Krohn T, Kaiser H-J, Gagel B, Boy C, Schaefer W M, Buell U, Zimny M
Klinik für Nuklearmedizin, Universitätsklinikum Aachen, 52074 Aachen.
Nuklearmedizin. 2007;46(4):141-8.
The standardized uptake value (SUV) of 18FDG-PET is an important parameter for therapy monitoring and prognosis of malignant lesions. SUV determination requires delineating the respective volume of interest against surrounding tissue. The present study proposes an automatic image segmentation algorithm for lesion volume and FDG uptake quantitation.
A region growing-based algorithm was developed, which goes through the following steps: 1. Definition of a starting point by the user. 2. Automatic determination of maximum uptake within the lesion. 3. Calculating a threshold value as percentage of maximum. 4. Automatic 3D lesion segmentation. 5. Quantitation of lesion volume and SUV. The procedure was developed using CTI CAPP and ECAT 7.2 software. Validation was done by phatom studies (Jaszczak phantom, various "lesion" sizes and contrasts) and on studies of NSCLC patients, who underwent clinical CT and FDG-PET scanning.

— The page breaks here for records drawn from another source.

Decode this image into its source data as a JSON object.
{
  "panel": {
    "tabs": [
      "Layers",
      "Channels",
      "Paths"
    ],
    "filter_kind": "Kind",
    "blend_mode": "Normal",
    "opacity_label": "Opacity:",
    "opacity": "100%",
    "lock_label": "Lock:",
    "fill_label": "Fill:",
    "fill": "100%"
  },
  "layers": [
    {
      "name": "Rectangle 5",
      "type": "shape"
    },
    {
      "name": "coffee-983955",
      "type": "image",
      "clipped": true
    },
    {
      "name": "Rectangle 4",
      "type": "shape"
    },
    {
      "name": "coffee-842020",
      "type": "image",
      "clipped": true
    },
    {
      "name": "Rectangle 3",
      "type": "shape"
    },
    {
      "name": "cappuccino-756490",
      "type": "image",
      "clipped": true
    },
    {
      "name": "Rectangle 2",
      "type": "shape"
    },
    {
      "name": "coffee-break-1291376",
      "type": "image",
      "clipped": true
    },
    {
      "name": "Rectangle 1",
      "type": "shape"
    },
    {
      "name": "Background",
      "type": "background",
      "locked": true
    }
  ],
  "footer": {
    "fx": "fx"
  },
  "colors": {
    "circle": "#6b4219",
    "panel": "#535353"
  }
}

Phantom studies demonstrated a mean error of 3.5% for volume quantification using a threshold of 41% for contrast ratios >or=5 : 1 and sphere volumes >5 ml. Comparison between CT- and PET-based volumetry showed a high correlation of both methods (r = 0.98) for lesions with homogeneous FDG uptake. Radioactivity concentrations were underestimated by on average -41%. Employing an empirical threshold of 50% for SUV determination, the underestimation decreased to on average -34%.
The algorithm facilitates an easy and reproducible SUV quantification and volume assessment of PET lesions in clinical practice. It was validated using NSCLC patient data and should also be applicable to other tumour entities.
18氟脱氧葡萄糖正电子发射断层扫描(18FDG-PET)的标准化摄取值(SUV)是恶性病变治疗监测和预后的重要参数。SUV的测定需要将感兴趣的区域与周围组织区分开来。本研究提出了一种用于病变体积和FDG摄取定量的自动图像分割算法。
开发了一种基于区域生长的算法,该算法经过以下步骤:1. 用户定义一个起点。2. 自动确定病变内的最大摄取量。3. 计算作为最大摄取量百分比的阈值。4. 自动进行三维病变分割。5. 病变体积和SUV的定量。该程序使用CTI CAPP和ECAT 7.2软件开发。通过体模研究(Jaszczak体模,各种“病变”大小和对比度)以及对接受临床CT和FDG-PET扫描的非小细胞肺癌(NSCLC)患者的研究进行验证。
体模研究表明,对于对比度≥5:1且球体体积>5 ml的情况,使用41%的阈值进行体积定量时,平均误差为3.5%。对于FDG摄取均匀的病变,基于CT和PET的体积测量法之间的比较显示两种方法具有高度相关性(r = 0.98)。放射性浓度平均低估了-41%。在确定SUV时采用50%的经验阈值,低估率平均降至-34%。
该算法便于在临床实践中对PET病变进行简单且可重复的SUV定量和体积评估。它已通过NSCLC患者数据进行验证,也应适用于其他肿瘤实体。